Oda adalah orang yang sudah berpengalaman, berawal dari pedagang kecil selama setengah abad, dia sudah banyak melihat tipe dan karakter seseorang. Maka begitu melihat Reinhard masuk, Oda sudah melihat petunjuk melalui gerakan dan wajah Reinhard kalau ada sesuatu yang tidak beres.

Saat ini, mata Kakek Oda sedikit menyipit, "Kau tahu, yang paling dibenci kakek dalam hidupnya adalah kebohongan. Bahkan jika kamu adalah cucuku, jika kamu berbohong kepada kakek ..."

Reinhard buru-buru berjanji: "Kakek, berikan aku kesempatan lagi, besok kontraknya pasti akan ditandatangani."

"Ehm, nah itu baru cucuku yang baik."

Oda memanggil Jared di sebelahnya.

"Ke atas dan lihat, apakah ada yang salah? Ingat proyek ini sangat penting bagi persahaan kita, jadi tidak boleh ada kesalahan sekecil apa pun."

"Ya ya aku mengerti ayah."

Begitu dia memasuki kamar Reinhard, Jared mengunci pintu.

"Apa yang terjadi? Mengapa Tuan Silaz tidak menandatangani kontraknya?"

Reinhard tampak marah, "Itu karena si jalang Aeris."

"Ayah, ternyata Aeris bisa memenangkan proyek ini karena dia tidur dengan Grandy."

Jared tercengang: "Benarkah itu!"

"Ya! Grandy mengatakan bahwa jika Aeris tidak pergi, kontrak ini akan batal."

Jared juga mondar-mandir di kamar dengan cemas.

"Ayah, bukankah Denzel masih di tangan Black Panther? Ayo kita ancam Aeris dengan Denzel. Dan biarkan dia memberitahu Grandy sendiri bahwa proyek ini telah diserahkan kepada saya."

Jared juga menganggap kata-kata Reinhard masuk akal, maka dia segera menelepon Black Panther.

Begitu telepon terhubung, Black Panther berkata dengan lugas.

"Tuan Jared, saya telah membebaskan Denzel, jadi Anda tidak perlu membayar 400 juta."

Sebelum Jared bisa menjawab, Black Panther telah menutup telepon.

"Sial, bagaimana hal ini bisa terjadi?"

Benar-benar tidak berdaya, Jared hanya bisa memanggil Aeris. Saat ini, Aeris sedang duduk di ruang tamu rumahnya, dan seluruh keluarga berkumpul di sana.

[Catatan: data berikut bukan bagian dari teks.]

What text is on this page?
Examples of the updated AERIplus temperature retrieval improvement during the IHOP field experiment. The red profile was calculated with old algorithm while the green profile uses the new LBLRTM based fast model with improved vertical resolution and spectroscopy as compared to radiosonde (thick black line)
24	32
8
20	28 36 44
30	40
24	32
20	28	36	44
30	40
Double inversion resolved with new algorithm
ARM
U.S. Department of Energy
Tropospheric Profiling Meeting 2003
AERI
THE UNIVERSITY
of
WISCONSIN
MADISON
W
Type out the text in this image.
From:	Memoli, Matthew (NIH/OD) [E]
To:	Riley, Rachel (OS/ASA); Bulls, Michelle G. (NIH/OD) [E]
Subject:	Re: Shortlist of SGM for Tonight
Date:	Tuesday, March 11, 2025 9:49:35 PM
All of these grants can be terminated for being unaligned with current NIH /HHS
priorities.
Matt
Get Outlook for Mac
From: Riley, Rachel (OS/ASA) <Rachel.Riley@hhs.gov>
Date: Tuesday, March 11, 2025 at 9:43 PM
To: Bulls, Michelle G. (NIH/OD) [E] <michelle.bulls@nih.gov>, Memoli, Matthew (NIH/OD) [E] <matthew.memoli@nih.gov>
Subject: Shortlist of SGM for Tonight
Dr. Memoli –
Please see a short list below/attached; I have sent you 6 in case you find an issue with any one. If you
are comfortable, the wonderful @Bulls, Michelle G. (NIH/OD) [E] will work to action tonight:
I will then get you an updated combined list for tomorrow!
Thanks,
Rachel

Ponsel Aeris ada di meja kopi di ruang tamu, kecuali Denzel yang menatap Cloud, baik Aeris dan orang tuanya memfokuskan mata mereka pada telepon.

Gavia memandang Cloud: "Apakah kamu yakin dia akan menelepon?"

Cloud hanya mengangguk saat telepon tiba - tiba berdering.

Aeris dengan cepat mengangkat telepon, dan peneleponnya benar-benar Jared. Saat Aeris hendak menjawab, Cloud menggelengkan kepalanya padanya.

"Jangan jawab panggilan ini, ingat Reinhard baru saja menelepon dan memecatmu. Dan Sekarang dia harus memanggilmu kembali untuk bekerja lagi. Bagaimana bisa ada hal-hal acak seperti itu terjadi di dunia ini?"

Kata-kata Cloud membuat Casius berkeringat deras, dan dia dengan cepat membujuknya dari samping.

"Sudah sangat bagus bagi orang itu untuk berinisiatif menelepon, cepat di angkat."

Cloud memandang Casius dengan serius.

"Ayah, tidak masalah jika orang - orang meremehkanku, tapi mereka tidak bisa meremehkan istriku. Dan aku akan membuat setiap orang yang meremehkan istriku membayar harganya."